As for my classroom, it was established that the students hated me. Even those Mrs. Tannehill had described as “loving,” “caring,” “forgiving” loathed me. In the beginning I tried to curry favor by handing out candy from a large glass jar that I kept on my desk — a blatant disregard of teaching ethics — but it didn’t achieve the desired result. The children would eat the candy sullenly and in a manner of obligation. I had become the enemy in their eyes, and even when the enemy gives something good, it is received with suspicion and resentment. Naturally, I began to hate them in return. I fantasized about failing them, each and every one. I would fail them through no shortcoming in their classwork, but it would serve them right all the same. I would teach them a lesson about the vagaries and the violence of the real world.
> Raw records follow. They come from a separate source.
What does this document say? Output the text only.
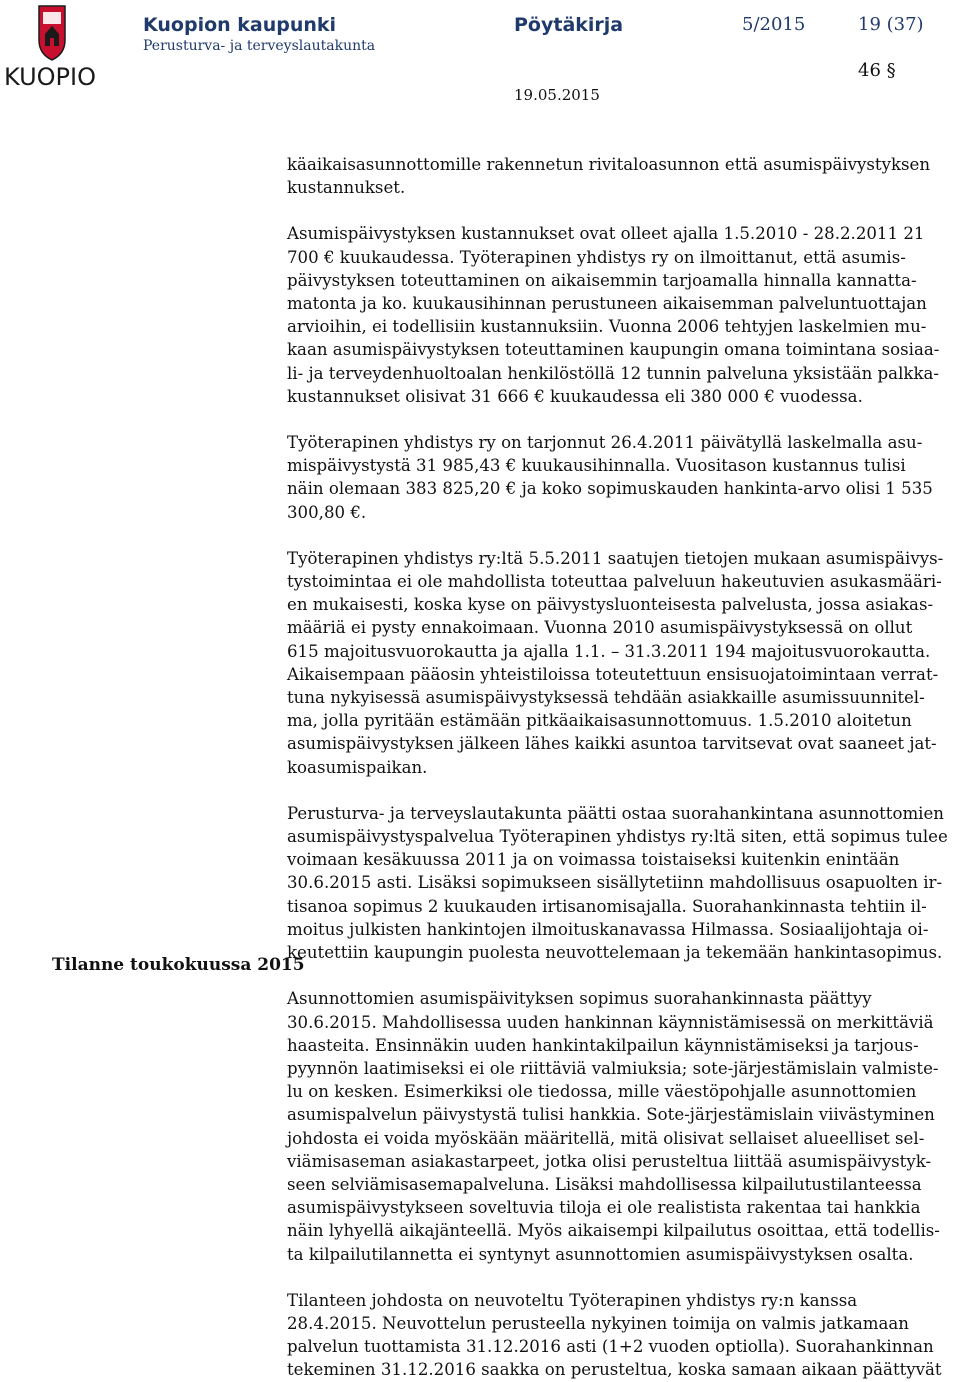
KUOPIO
Kuopion kaupunki
Perusturva- ja terveyslautakunta
Pöytäkirja	5/2015	19 (37)
46 §
19.05.2015
Tilanne toukokuussa 2015

käaikaisasunnottomille rakennetun rivitaloasunnon että asumispäivystyksen
kustannukset.

Asumispäivystyksen kustannukset ovat olleet ajalla 1.5.2010 - 28.2.2011 21
700 € kuukaudessa. Työterapinen yhdistys ry on ilmoittanut, että asumis-
päivystyksen toteuttaminen on aikaisemmin tarjoamalla hinnalla kannatta-
matonta ja ko. kuukausihinnan perustuneen aikaisemman palveluntuottajan
arvioihin, ei todellisiin kustannuksiin. Vuonna 2006 tehtyjen laskelmien mu-
kaan asumispäivystyksen toteuttaminen kaupungin omana toimintana sosiaa-
li- ja terveydenhuoltoalan henkilöstöllä 12 tunnin palveluna yksistään palkka-
kustannukset olisivat 31 666 € kuukaudessa eli 380 000 € vuodessa.

Työterapinen yhdistys ry on tarjonnut 26.4.2011 päivätyllä laskelmalla asu-
mispäivystystä 31 985,43 € kuukausihinnalla. Vuositason kustannus tulisi
näin olemaan 383 825,20 € ja koko sopimuskauden hankinta-arvo olisi 1 535
300,80 €.

Työterapinen yhdistys ry:ltä 5.5.2011 saatujen tietojen mukaan asumispäivys-
tystoimintaa ei ole mahdollista toteuttaa palveluun hakeutuvien asukasmääri-
en mukaisesti, koska kyse on päivystysluonteisesta palvelusta, jossa asiakas-
määriä ei pysty ennakoimaan. Vuonna 2010 asumispäivystyksessä on ollut
615 majoitusvuorokautta ja ajalla 1.1. – 31.3.2011 194 majoitusvuorokautta.
Aikaisempaan pääosin yhteistiloissa toteutettuun ensisuojatoimintaan verrat-
tuna nykyisessä asumispäivystyksessä tehdään asiakkaille asumissuunnitel-
ma, jolla pyritään estämään pitkäaikaisasunnottomuus. 1.5.2010 aloitetun
asumispäivystyksen jälkeen lähes kaikki asuntoa tarvitsevat ovat saaneet jat-
koasumispaikan.

Perusturva- ja terveyslautakunta päätti ostaa suorahankintana asunnottomien
asumispäivystyspalvelua Työterapinen yhdistys ry:ltä siten, että sopimus tulee
voimaan kesäkuussa 2011 ja on voimassa toistaiseksi kuitenkin enintään
30.6.2015 asti. Lisäksi sopimukseen sisällytetiinn mahdollisuus osapuolten ir-
tisanoa sopimus 2 kuukauden irtisanomisajalla. Suorahankinnasta tehtiin il-
moitus julkisten hankintojen ilmoituskanavassa Hilmassa. Sosiaalijohtaja oi-
keutettiin kaupungin puolesta neuvottelemaan ja tekemään hankintasopimus.

Asunnottomien asumispäivityksen sopimus suorahankinnasta päättyy
30.6.2015. Mahdollisessa uuden hankinnan käynnistämisessä on merkittäviä
haasteita. Ensinnäkin uuden hankintakilpailun käynnistämiseksi ja tarjous-
pyynnön laatimiseksi ei ole riittäviä valmiuksia; sote-järjestämislain valmiste-
lu on kesken. Esimerkiksi ole tiedossa, mille väestöpohjalle asunnottomien
asumispalvelun päivystystä tulisi hankkia. Sote-järjestämislain viivästyminen
johdosta ei voida myöskään määritellä, mitä olisivat sellaiset alueelliset sel-
viämisaseman asiakastarpeet, jotka olisi perusteltua liittää asumispäivystyk-
seen selviämisasemapalveluna. Lisäksi mahdollisessa kilpailutustilanteessa
asumispäivystykseen soveltuvia tiloja ei ole realistista rakentaa tai hankkia
näin lyhyellä aikajänteellä. Myös aikaisempi kilpailutus osoittaa, että todellis-
ta kilpailutilannetta ei syntynyt asunnottomien asumispäivystyksen osalta.

Tilanteen johdosta on neuvoteltu Työterapinen yhdistys ry:n kanssa
28.4.2015. Neuvottelun perusteella nykyinen toimija on valmis jatkamaan
palvelun tuottamista 31.12.2016 asti (1+2 vuoden optiolla). Suorahankinnan
tekeminen 31.12.2016 saakka on perusteltua, koska samaan aikaan päättyvät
Unfortunately, failing them would require more work from me than passing them. It would require written explanations and conferences with parents. Dr. Dave would want to know what had gone wrong and where. In the end, it would be simpler to pass them. A’s across the board. But those A’s would come at a price. There would be no drawings, no dioramas, no excursions to museums. No candy. In short, no fun. That would be our pact. If I were the enemy in their eyes, then I would play the role of the enemy.